Agir sans plus attendre - L’édito JUSTICE du 21 juillet 2021

Une canicule en Sibérie. Des incendies en Californie. Un dôme de chaleur au Canada.

Puis des pluies diluviennes, des rivières devenues folles, des rues devenues fleuves...

Cent-soixante-cinq morts en Allemagne, trente-et-un en Belgique. Des disparus par dizaines. Des blessés par centaines. La désolation. Le bilan de ces dernières semaines est simplement glaçant. Les événements climatiques extrêmes tendent à devenir quotidiens.

Alors même que la concentration de CO2 dans l’atmosphère a augmenté de 50% depuis l’ère préindustrielle, alors même que la température s'est élevée en moyenne de 1,2°C, alors même qu'il faudrait une riposte mondiale, les politiques publiques demeurent engluées dans l’immobilisme, comme si nous avions le temps. On a beaucoup salué les avancées de la loi climat européenne. Chaque pas compte. Mais la lucidité nous conduit à dire la vérité : la loi climat européenne n'est pas à la hauteur.

Pour preuve, la trajectoire visée par le texte ne respecte même pas l’Accord de Paris puisqu'au lieu de la nécessaire réduction de 65% des émissions de gaz à effet de serre à l’horizon 2030, il fixe à l'objectif à -55%, le tout par le truchement d'un calcul hasardeux qui intègre les puits de carbone. Nos consciences progressent à dos de tortue, tandis que la catastrophe chemine à vive allure. A aucun moment la loi climat n’envisage de sortir du carcan mental qui nous a conduit tout droit à la catastrophe climatique.
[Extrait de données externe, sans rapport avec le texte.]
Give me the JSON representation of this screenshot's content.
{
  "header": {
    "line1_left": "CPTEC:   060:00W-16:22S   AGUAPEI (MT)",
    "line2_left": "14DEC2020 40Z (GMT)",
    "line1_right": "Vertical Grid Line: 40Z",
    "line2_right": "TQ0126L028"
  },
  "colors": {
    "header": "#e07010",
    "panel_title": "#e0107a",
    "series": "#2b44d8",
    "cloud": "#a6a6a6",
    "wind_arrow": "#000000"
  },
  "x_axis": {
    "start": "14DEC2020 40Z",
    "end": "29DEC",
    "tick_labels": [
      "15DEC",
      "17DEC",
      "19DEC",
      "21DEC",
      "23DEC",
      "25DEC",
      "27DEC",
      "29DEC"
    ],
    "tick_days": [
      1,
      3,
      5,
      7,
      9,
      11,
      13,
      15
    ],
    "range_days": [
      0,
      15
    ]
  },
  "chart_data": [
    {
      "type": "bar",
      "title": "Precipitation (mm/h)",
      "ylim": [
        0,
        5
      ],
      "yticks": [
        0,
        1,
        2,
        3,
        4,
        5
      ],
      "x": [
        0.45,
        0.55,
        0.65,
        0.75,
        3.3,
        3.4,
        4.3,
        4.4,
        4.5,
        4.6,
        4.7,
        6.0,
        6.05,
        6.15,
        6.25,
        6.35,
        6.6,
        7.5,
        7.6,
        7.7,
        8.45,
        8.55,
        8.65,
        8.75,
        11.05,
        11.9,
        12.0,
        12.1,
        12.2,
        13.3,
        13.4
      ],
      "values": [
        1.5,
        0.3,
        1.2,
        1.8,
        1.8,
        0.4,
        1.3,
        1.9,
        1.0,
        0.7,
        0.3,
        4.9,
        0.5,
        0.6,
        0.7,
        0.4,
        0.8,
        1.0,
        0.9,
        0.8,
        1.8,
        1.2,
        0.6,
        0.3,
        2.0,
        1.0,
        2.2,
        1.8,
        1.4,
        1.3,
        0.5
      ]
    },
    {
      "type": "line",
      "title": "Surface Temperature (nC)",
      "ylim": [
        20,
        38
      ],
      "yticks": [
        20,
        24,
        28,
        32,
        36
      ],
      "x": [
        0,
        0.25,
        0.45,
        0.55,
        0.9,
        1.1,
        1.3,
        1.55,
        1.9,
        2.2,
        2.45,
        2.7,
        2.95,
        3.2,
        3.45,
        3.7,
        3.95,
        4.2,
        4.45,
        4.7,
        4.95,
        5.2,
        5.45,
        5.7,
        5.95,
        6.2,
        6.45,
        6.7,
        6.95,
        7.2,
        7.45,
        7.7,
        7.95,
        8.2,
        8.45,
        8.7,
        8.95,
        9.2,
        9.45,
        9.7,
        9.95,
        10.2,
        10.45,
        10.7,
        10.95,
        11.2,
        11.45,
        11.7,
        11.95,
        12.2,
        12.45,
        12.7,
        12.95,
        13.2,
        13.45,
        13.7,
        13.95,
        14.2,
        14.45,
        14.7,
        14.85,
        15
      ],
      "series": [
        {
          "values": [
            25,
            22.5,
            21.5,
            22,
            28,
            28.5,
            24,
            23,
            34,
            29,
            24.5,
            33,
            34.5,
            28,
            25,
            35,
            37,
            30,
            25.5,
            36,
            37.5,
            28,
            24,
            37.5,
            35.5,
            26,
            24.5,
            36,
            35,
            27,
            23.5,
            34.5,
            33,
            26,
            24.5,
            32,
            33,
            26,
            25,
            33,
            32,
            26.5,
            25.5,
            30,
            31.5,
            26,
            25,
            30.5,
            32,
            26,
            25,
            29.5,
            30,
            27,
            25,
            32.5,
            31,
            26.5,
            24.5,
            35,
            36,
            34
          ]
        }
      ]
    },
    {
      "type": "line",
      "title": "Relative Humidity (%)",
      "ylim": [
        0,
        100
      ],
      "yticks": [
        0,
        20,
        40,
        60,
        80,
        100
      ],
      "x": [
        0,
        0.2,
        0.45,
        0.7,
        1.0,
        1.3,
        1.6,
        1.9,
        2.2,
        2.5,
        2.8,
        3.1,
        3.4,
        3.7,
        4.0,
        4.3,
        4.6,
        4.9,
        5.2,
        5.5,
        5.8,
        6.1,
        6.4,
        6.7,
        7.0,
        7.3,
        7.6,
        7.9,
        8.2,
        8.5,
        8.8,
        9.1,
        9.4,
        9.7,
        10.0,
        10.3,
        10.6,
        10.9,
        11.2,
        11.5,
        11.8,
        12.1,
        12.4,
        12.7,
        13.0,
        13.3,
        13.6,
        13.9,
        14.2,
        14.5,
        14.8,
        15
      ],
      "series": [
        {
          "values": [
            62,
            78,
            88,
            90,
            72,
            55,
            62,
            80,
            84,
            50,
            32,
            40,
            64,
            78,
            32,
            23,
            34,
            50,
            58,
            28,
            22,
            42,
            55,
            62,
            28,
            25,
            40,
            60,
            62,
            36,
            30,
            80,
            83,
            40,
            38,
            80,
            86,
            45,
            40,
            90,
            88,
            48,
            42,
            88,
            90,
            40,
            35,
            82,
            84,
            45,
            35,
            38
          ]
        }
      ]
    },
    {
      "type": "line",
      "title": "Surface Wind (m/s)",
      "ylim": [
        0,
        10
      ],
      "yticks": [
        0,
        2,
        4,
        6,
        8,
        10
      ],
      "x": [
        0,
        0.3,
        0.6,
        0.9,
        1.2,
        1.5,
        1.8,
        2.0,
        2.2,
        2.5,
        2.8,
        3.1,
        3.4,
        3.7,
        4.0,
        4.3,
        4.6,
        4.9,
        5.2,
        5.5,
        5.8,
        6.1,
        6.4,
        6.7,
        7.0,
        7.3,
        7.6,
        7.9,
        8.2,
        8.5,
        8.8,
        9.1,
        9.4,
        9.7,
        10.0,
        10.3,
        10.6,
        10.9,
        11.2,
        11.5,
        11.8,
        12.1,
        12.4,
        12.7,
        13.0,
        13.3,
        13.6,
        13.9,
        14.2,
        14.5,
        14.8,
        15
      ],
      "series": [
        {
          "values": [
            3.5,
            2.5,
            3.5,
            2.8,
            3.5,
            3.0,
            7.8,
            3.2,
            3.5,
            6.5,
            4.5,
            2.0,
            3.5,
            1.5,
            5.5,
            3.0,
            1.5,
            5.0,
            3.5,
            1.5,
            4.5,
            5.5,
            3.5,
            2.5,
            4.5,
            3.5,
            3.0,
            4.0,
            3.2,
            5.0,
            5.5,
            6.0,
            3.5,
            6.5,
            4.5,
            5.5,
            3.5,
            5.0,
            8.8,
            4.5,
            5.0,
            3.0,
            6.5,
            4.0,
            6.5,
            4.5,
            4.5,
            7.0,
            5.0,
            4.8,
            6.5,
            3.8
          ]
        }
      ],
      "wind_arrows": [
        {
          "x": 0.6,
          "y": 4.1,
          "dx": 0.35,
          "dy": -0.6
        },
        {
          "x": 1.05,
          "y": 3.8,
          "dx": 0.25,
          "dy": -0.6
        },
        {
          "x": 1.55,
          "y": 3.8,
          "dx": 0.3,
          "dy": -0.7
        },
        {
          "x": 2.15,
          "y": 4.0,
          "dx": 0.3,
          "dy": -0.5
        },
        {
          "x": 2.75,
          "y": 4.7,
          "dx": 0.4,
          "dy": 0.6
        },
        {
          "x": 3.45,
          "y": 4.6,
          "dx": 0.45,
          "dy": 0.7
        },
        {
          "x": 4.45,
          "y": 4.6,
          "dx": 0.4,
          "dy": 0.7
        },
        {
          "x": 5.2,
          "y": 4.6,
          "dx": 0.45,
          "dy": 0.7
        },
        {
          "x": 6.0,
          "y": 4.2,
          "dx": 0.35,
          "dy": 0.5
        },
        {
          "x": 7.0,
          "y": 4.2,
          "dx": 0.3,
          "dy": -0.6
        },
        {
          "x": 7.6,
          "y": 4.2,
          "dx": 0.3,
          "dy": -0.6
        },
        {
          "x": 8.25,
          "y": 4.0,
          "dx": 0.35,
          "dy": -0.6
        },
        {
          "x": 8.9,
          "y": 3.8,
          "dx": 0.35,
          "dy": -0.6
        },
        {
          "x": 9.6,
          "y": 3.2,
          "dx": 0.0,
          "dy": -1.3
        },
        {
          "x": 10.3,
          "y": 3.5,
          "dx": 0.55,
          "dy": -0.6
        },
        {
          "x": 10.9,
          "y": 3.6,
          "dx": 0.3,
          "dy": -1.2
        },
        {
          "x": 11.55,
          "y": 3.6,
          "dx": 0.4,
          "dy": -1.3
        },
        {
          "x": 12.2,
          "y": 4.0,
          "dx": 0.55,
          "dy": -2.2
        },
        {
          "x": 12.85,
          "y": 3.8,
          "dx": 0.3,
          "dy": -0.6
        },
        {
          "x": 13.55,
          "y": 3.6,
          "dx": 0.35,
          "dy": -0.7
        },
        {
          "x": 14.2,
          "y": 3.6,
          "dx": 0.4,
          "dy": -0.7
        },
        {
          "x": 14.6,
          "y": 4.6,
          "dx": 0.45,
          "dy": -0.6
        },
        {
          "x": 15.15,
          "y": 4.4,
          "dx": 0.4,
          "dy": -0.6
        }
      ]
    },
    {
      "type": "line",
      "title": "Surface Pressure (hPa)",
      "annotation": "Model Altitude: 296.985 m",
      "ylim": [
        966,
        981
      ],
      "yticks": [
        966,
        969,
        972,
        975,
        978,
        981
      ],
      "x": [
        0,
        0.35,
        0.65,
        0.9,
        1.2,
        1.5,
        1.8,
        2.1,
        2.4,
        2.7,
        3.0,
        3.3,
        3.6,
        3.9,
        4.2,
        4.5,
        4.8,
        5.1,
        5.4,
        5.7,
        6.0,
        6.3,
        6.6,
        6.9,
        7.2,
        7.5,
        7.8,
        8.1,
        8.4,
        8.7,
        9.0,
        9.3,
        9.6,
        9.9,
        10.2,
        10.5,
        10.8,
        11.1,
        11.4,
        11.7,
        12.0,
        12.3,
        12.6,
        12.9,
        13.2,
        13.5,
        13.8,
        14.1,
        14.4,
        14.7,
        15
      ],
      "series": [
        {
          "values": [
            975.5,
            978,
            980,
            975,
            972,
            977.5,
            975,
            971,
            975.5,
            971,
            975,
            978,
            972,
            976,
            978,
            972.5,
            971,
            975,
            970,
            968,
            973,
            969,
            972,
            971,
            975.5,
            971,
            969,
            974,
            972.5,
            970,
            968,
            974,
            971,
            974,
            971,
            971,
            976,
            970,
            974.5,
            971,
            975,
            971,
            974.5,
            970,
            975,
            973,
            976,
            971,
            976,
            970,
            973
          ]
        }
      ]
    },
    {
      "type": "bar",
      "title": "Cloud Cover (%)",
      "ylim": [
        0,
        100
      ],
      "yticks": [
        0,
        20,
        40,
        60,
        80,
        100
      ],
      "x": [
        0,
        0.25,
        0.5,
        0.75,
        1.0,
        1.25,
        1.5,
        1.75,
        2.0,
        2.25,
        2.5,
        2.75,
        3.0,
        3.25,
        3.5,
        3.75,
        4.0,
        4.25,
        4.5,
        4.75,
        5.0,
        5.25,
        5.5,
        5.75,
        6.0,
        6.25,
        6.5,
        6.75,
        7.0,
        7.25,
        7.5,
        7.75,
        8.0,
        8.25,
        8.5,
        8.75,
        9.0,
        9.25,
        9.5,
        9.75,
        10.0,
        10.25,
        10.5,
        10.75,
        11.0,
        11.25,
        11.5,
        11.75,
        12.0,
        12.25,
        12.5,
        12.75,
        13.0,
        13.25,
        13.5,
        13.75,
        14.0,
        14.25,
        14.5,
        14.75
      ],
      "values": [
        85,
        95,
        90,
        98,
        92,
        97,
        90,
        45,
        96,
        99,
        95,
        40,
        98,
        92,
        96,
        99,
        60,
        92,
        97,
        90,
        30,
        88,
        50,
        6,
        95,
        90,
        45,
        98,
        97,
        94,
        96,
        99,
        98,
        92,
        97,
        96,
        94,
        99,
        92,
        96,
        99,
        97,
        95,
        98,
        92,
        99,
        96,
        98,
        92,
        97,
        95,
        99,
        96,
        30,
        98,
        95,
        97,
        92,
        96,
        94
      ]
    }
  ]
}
Le modèle productiviste et le choix du "tout marché" demeurent les boussoles absolues. On évite donc soigneusement d’imaginer des mesures nationales contraignantes.

Les États prennent-ils la mesure de leur responsabilité ? Rien n’est moins certain.

En France, la loi Climat et résilience vient d'être adoptée par un vote solennel. Elle est marquée du sceau de l’indigence. La déception est d'autant plus grande qu’un processus démocratique inédit, la Convention citoyenne pour le climat, avait donné naissance à un espoir à la hauteur de l'urgence. Le texte, au lieu de reprendre les propositions formulées, révèle une fois de plus le manque d'ambition du gouvernement. En effet, la loi adoptée dans la douleur, ne permettra même pas à la France – pourtant déjà condamnée pour inaction climatique – de respecter son objectif d’au moins 40% de réduction de ses émissions de gaz à effet de serre d’ici à 2030. Et ne parlons même pas de l’accompagnement social de la transition, qui demeure le point aveugle de la politique conduite. Au fond, le gouvernement n’a tiré de leçons ni du mouvement des gilets jaunes ni des mobilisations pour le climat : les mouvements sociaux ne l’interpellent que pour ce qu’ils produisent de désordre, et pas pour les revendications de changement dont ils sont porteurs.

Demain, il faudra une nouvelle majorité, à l’écoute des mouvements de la société mobilisée. La transition écologique ne pourra pas se construire autrement.

Tout converge désormais pour souligner l’urgence absolue de politiques nouvelles en matière de lutte contre le dérèglement climatique. Le GIEC depuis longtemps nous alerte. La voix de l’Agence Internationale de l’Energie vient de se faire entendre avec force et clarté, pour dire que les émissions de CO2 devraient atteindre un niveau inédit d’ici à 2023. Alors qu’attendons nous ?!

L'écologie ne progressera pas sans que les écologistes accèdent aux plus hautes fonctions. Dans l’Allemagne voisine, meurtrie par des inondations qui démontrent aux citoyen·nes que le changement climatique n'est pas une menace lointaine, cette question a pris une place centrale dans le débat des élections générales du 26 septembre prochain. La candidate verte Annalena Baerbock porte les espoirs de celles et ceux qui ne veulent plus regarder ailleurs et se condamner au pire à force d'inaction. En France, l'année 2022 verra se dérouler une présidentielle et des législatives. Les deux échéances sont majeures. Je plaide pour une présidence écologiste appuyée sur une majorité plurielle convaincue de la nécessité d’engager la transition écologique dans la justice sociale. Que les choses soient claires : verdir le discours politique ne suffira pas. L'urgence écologique n'a pas besoin de larmes de crocodiles. Elle demande des actes.